Así, la historia mostraría que la razón, al exaltarse y absolutizarse,
se pierde en laberintos. No parece disparatado pensar que hechos como
las guerras mundiales resultarían del abuso de la razón y demostrarían
la ineptitud, al menos relativa, de esta para explicar el mundo y
satisfacer los anhelos humanos más profundos. Sentimos que tales guerras
y otros muchos sucesos son injustos en sí mismos, porque han causado
enormes sufrimientos a inocentes; pero acaso entrañan una justicia, un
merecimiento social: resultan de una opción racionalista tomada por
seres humanos, y suena extraño culpar de ello a Dios. Los males no dejan
de existir porque neguemos a Dios y pongamos en su lugar al Hombre con
su Razón supuesta omnipotente. En cierto modo, al descargar toda la
responsabilidad sobre el hombre mismo, el ateísmo funda una desesperanza
radical: la existencia del mal, debida exclusivamente al hombre, y sin
aceptación de misterio o referencia superior, contamina toda la vida
humana volviendo incierto el sentido del bien, imaginado en un
“progreso” nebuloso que deja el presente en la miseria. El ateísmo
también tiene, pues, sus problemas: o lleva a la conclusión de la
miseria e injusticia radicales del ser humano, o necesita imaginar un
hombre ideal, pero ajeno a la realidad presente, en nombre del cual
sería lícito aplastar o manipular a los hombres de carne y hueso, tan
reacios a ese ideal e inclinados a la maldad.

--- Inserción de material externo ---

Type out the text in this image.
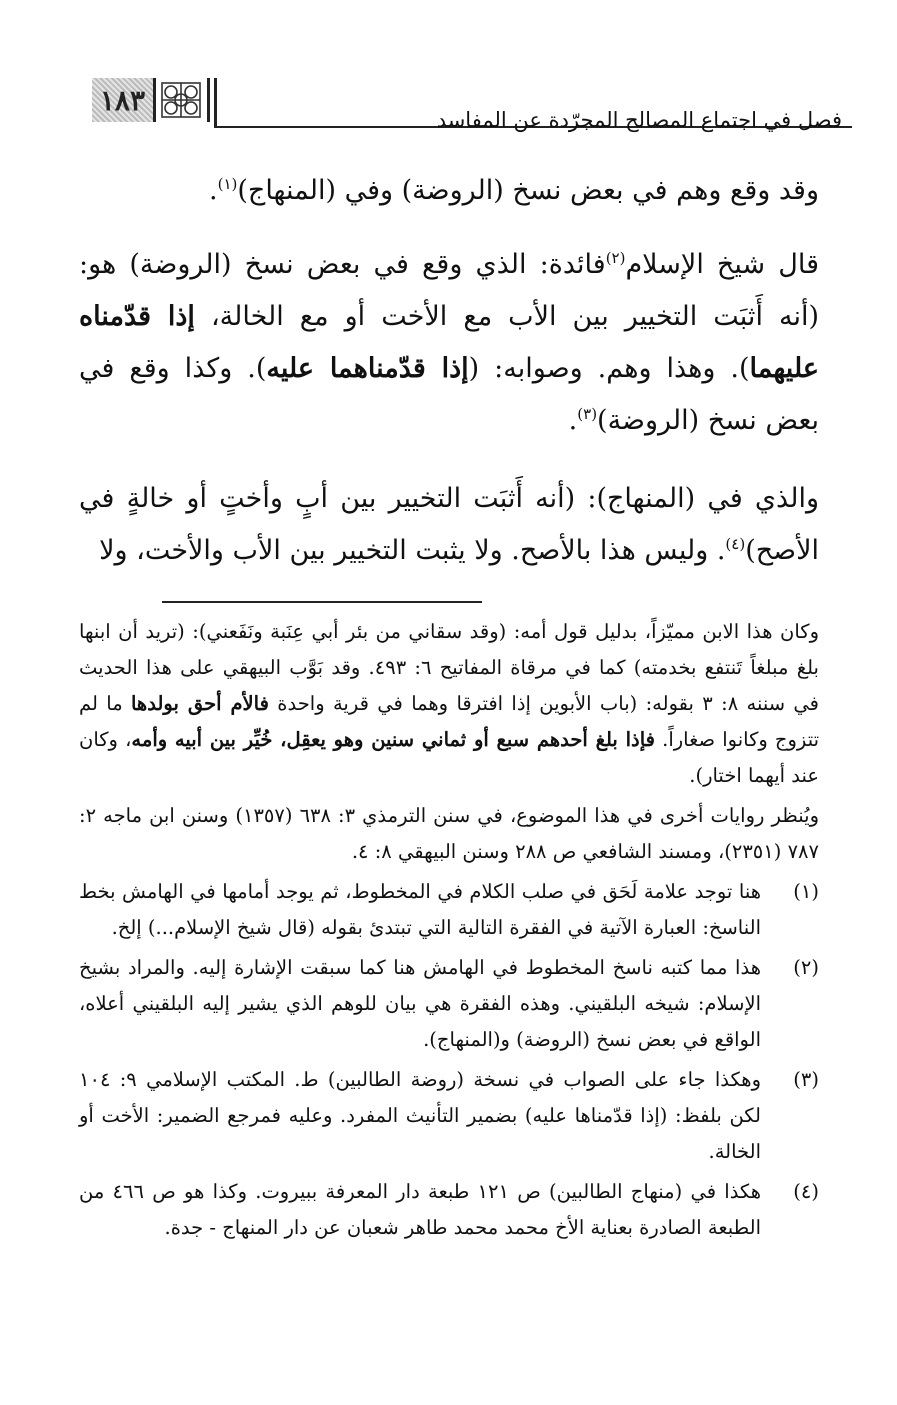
١٨٣
فصل في اجتماع المصالح المجرّدة عن المفاسد

وقد وقع وهم في بعض نسخ (الروضة) وفي (المنهاج)$^{(١)}$.

قال شيخ الإسلام$^{(٢)}$فائدة: الذي وقع في بعض نسخ (الروضة) هو: (أنه أَثبَت التخيير بين الأب مع الأخت أو مع الخالة، إذا قدّمناه عليهما). وهذا وهم. وصوابه: (إذا قدّمناهما عليه). وكذا وقع في بعض نسخ (الروضة)$^{(٣)}$.

والذي في (المنهاج): (أنه أَثبَت التخيير بين أبٍ وأختٍ أو خالةٍ في الأصح)$^{(٤)}$. وليس هذا بالأصح. ولا يثبت التخيير بين الأب والأخت، ولا

وكان هذا الابن مميّزاً، بدليل قول أمه: (وقد سقاني من بئر أبي عِنَبة ونَفَعني): (تريد أن ابنها بلغ مبلغاً تَنتفع بخدمته) كما في مرقاة المفاتيح ٦: ٤٩٣. وقد بَوَّب البيهقي على هذا الحديث في سننه ٨: ٣ بقوله: (باب الأبوين إذا افترقا وهما في قرية واحدة فالأم أحق بولدها ما لم تتزوج وكانوا صغاراً. فإذا بلغ أحدهم سبع أو ثماني سنين وهو يعقِل، خُيِّر بين أبيه وأمه، وكان عند أيهما اختار).

ويُنظر روايات أخرى في هذا الموضوع، في سنن الترمذي ٣: ٦٣٨ (١٣٥٧) وسنن ابن ماجه ٢: ٧٨٧ (٢٣٥١)، ومسند الشافعي ص ٢٨٨ وسنن البيهقي ٨: ٤.

(١)
هنا توجد علامة لَحَق في صلب الكلام في المخطوط، ثم يوجد أمامها في الهامش بخط الناسخ: العبارة الآتية في الفقرة التالية التي تبتدئ بقوله (قال شيخ الإسلام...) إلخ.
(٢)
هذا مما كتبه ناسخ المخطوط في الهامش هنا كما سبقت الإشارة إليه. والمراد بشيخ الإسلام: شيخه البلقيني. وهذه الفقرة هي بيان للوهم الذي يشير إليه البلقيني أعلاه، الواقع في بعض نسخ (الروضة) و(المنهاج).
(٣)
وهكذا جاء على الصواب في نسخة (روضة الطالبين) ط. المكتب الإسلامي ٩: ١٠٤ لكن بلفظ: (إذا قدّمناها عليه) بضمير التأنيث المفرد. وعليه فمرجع الضمير: الأخت أو الخالة.
(٤)
هكذا في (منهاج الطالبين) ص ١٢١ طبعة دار المعرفة ببيروت. وكذا هو ص ٤٦٦ من الطبعة الصادرة بعناية الأخ محمد محمد طاهر شعبان عن دار المنهاج - جدة.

Por otra parte, considerar la sociedad radicalmente injusta tiene
consecuencias demoledoras, pues vuelve inútil la moral, máxime si se
cree que no hay Dios. La vida perdería cualquier sentido o significado
posible.
En fin, negando radicalmente la justicia del mundo, o bien atribuimos
la injusticia a Dios, situándonos ilusoriamente por encima de él y
juzgándolo, o bien negamos que pueda haber un Dios. Lo primero resulta
grotesco tanto desde un punto de vista religioso como racional, y lo
segundo acarrea la necesidad de sustituir a Dios por la razón, lo que no
ha dado buenos resultados en la historia, o bien suponer la vida
carente de cualquier sentido, una pretensión insoportable para la psique
si se sostiene como algo más que una pose.
Así, la opción atea parece fundamentalmente destructiva, mientras que
la opción por la fe produce una especie de descanso de la psique, y lo
mismo, aunque de otra manera, la opción por el agnosticismo. Pero la
inquietud fundamental del hombre por el sentido del mundo y de la vida
sigue viva en todos los casos.
Parece imponerse la conclusión de que, si bien la fe encuentra serias
objeciones en la razón, los intentos absolutistas de sustituir la fe por
la razón chocan con dificultades aún mayores.